Domain Ranking For Cross Domain Collaborative ...

Domain Ranking For Cross Domain Collaborative Filtering Amit Tiroshi and Tsvi Kuflik The University of Haifa, Haifa, Israel {tsvikak;atiroshi}@is.haifa.ac.il

Abstract. In recommendation systems a variation of the cold start problem is a situation where the target user has few-to-none item ratings belonging to the target domain (e.g., movies) to base recommendations on. One way to overcome this is by basing recommendations on items from different domains, for example recommending movies based on the target user's book item ratings. This technique is called cross-domain recommendation. When basing recommendations on a source domain that is different from the target domain a question arises, from which domain should items be chosen? Is there a source domain that is a better predictor for each target domain? Do books better predict a users' taste in movies or perhaps it‟s their music preferences? In this study we present initial results of work in progress that ranks and maps between pairs of domains based on the ability to create recommendations in domain one using ratings of items from the other domain. The recommendations are made using cross domain collaborative filtering, and evaluated on the social networking profiles of 2148 users. Initial results show that information that is freely available in social networks can be used for cross domain recommendation and that there are differences between the source domains with respect to the quality of the recommendations. Keywords: cross-domain recommendation, cold-start problem, collaborativefiltering

1

Introduction

Information overload nowadays prevents us from building information systems following the “one-fits-all” paradigm. In order to provide users with easy access to information, information systems must be adaptable; they should tailor the information served by them to the personal preferences and needs of their users.
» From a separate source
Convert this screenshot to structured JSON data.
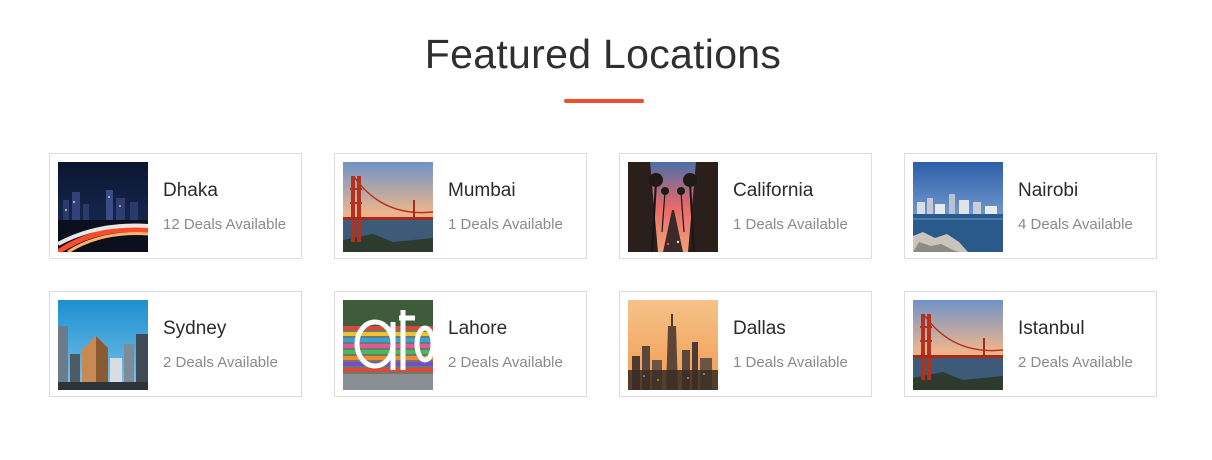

One approach for adapting content to users‟ preferences is Collaborative Filtering (CF). The CF approach [1] is based on similarity of users‟ preferences. It assumes that users which agreed in the past on items they liked will probably agree on more items in the future. For example taking one user‟s bookshelf and cross checking it with shelves of other users, finding those with similar books, will yield several possible book recommendations for that user. To carry this approach, information needs to be collected from the target user and a large number of other users, regarding their preferences and inter-

ests. Having no details at all or an insufficient amount of them regarding the target user‟s interests/preferences is defined as the „Cold-start Problem‟ [2]. A specific case of the cold-start problem is when a CF for a dedicated target domain does not have the user‟s preferences in that domain, but do have the user‟s preferences in other domains. For example, users are requesting from a CF system to recommend them about movies (the target domain), but the system only has their books/music preferences. One way to overcome this problem is by making Cross-Domain Collaborative Filtering (CDCF) [3]. In CDCF the system finds users with similar preferences to those of the target user based on domains in which that information is available („source domains‟). Then items from the target domain that were preferred by those users are filtered and recommended to the target user. When considering CDCF application, a major question is how can we decide which source domain to use for what target domain.

2

Background

In order to overcome the sparsity of users to items rating matrices in CF recommendation systems, [3] suggest to mediate ratings across domains. Cross domain mediation works by calculating similarity among users in domains other then the target domain (using methods such as k-nearest neighbors) and generating recommendations based on those similar users taste in the target domain. In their work they have evaluated the mediated recommendations in comparison to regular CF results; separate domains were mimicked by taking a single domain, movies, and splitting it into sub domains based on genres. For example, for recommending an action movie to a target user, that had too few ratings for movies in that genre, the system would take ratings of the user from other genres (e.g., comedy, romance), find similar users based on their ratings for movies in the other genres and for these similar users, and return their most liked movies in the action genre. Results showed that the cross domain based recommendations had even better results than the regular CF ones. To the best of our knowledge, there was very little work done about domain mapping for the purpose of cross domain recommendations. One example is [4], in that work the authors have mapped between domains using a user study of 144 university students. In their initial analysis they searched for correlation between domains based on shared items, for example “If a user liked the book „The Devil Wears Prada‟ did they also like the movie based on it?” or if users enjoyed movies in which a singer they like preformed. This analysis results showed high correlation between song items and movies that were related to each other, and items which involved singers who are also actors. In their second evaluation, domains were mapped using categories similarity; for example, do users who enjoy video games that belong to the action genre, also enjoy action movies? The results of this evaluation showed that users who liked books of a certain genre also enjoyed TV series from the same genre. Their last evaluation method tried to make CF recommendations for a target domain based on items from multiple source domains; in example, making movies and TV series recommendations based on the target user‟s set of movies, TV series, and CD items combined.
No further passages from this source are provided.